День Победы. Бабы и Николай на пашне
6-го мая 1945 года наступила Пасха. «Пасха, Христос избавитель!» 9-го мая, в среду на пасхе, по радио объявили, что вчера, 8-го мая, в 23 часа 01 минуту на всём протяжении фронта прекращены военные действия – таким образом закончилась всем опостылевшая, продолжительная, кровопролитная война, продолжавшаяся 1417 дней и унёсшая множество ни в чём не повинных молодых людей. Акт о безоговорочной капитуляции Германии в Потсдамском дворце подписали: от Советского Союза – Жуков, от Америки – Эйзенхауэр, от Англии – Монтгомери, от Франции – де Латр де Тассиньи.

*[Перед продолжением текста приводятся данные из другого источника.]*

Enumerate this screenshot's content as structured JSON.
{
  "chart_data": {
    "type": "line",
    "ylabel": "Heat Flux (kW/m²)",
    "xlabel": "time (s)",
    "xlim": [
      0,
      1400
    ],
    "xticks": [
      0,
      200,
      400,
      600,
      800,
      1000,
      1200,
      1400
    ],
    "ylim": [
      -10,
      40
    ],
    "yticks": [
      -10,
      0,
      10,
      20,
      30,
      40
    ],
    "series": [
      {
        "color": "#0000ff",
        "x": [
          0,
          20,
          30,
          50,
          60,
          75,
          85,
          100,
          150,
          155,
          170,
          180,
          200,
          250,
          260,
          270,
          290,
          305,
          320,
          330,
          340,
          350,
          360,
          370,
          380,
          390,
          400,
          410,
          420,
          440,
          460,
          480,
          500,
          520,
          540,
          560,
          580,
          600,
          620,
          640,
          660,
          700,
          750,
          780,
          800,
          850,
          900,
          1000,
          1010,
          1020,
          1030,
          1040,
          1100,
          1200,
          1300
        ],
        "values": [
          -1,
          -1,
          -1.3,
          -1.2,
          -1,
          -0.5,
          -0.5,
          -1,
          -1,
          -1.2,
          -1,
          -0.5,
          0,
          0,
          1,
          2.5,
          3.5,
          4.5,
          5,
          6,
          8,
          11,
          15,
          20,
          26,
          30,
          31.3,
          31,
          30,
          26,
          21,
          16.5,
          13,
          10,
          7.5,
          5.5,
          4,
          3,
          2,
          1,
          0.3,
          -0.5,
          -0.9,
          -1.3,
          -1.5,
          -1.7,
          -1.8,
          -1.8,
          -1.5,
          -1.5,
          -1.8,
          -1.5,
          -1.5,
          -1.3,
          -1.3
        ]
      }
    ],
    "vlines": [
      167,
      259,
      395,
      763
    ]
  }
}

В этот пасмурный, дождливый день люди, встречающие друг друга на улице с улыбающимися лицами, радостно приветствовали друг друга, провозглашая: «С победой!!!» В домах, семьи которых война не задела своим смертельным мечом, была радость с весельем; в семьях же, в которых на войне погибли близкие родственники – радость со слезами. Проходя по улице села, не слышно было плача детей, потому что их фактически нет, а можно было слышать заунывный женский плач: «Ох, милый мой! Война-то, проклятая, закончилась, у некоторых баб муженьки придут, а тебя я никогда не дождуся!»
На работе в поле обрадованные колхозники День победы отметили тем, что качнули не бывших фронтовиков, а председателя колхоза Карпова, несколько раз подбросив хохотавшего Ивана Иваныча вверх, которому всю войну не пришлось понюхать пороху и познать, что такое тягость фронта. Он фактически воевал на «бабьем фронте» и, жрав за полсела, растил своё объёмистое чрево!
Да, трудна была житуха в войну у баб-колхозниц. Муж забран на войну – надо было самой вести своё хозяйство, с его заботами и с его неурядицами, и к тому же надо было платить непомерные денежные и натуральные налоги: 1) сельхозналог, 2) самообложение, 3) страховку, 4) культсбор, 5) единовременный, 6) бездетный, 7) заём, 8) картофель 17 кг с сотки, 9) молоко 230 л., 10) мясо 40 кур, 11) яйца 50 шт., 12) шерсть, 13) пол кожи, – и эти 13 налогов вконец изнуряли полуголодную и физически обессилевшую бабу-колхозницу, которая, бесправно подчиняясь законам и местным властям, безропотно напрягаясь, кормила в войну всю армию фронта и тыловиков. И недаром, пахая землю на себе (семь баб в запряжке, восьмая за плугом), бабы сквозь смех и слёзы пели: «Матушка родимая, работа лошадиная, только нету хомута, да ремённого кнута!» «Я и лошадь, я и бык, я и баба, и мужик: заменяю много лиц, только нет у мя яиц!» – с некоторым азартом пропела Дунька Захарова, находясь в такой артели, которая, пахая одну земельную усадьбу, изрядно уставши, присела у забора на отдых. По случайности, в этой артели за плугом пахарем ходил Николай Ершов. Рассевшись, бабы стали рассуждать о войне, радостно и горестно обсуждая её окончание.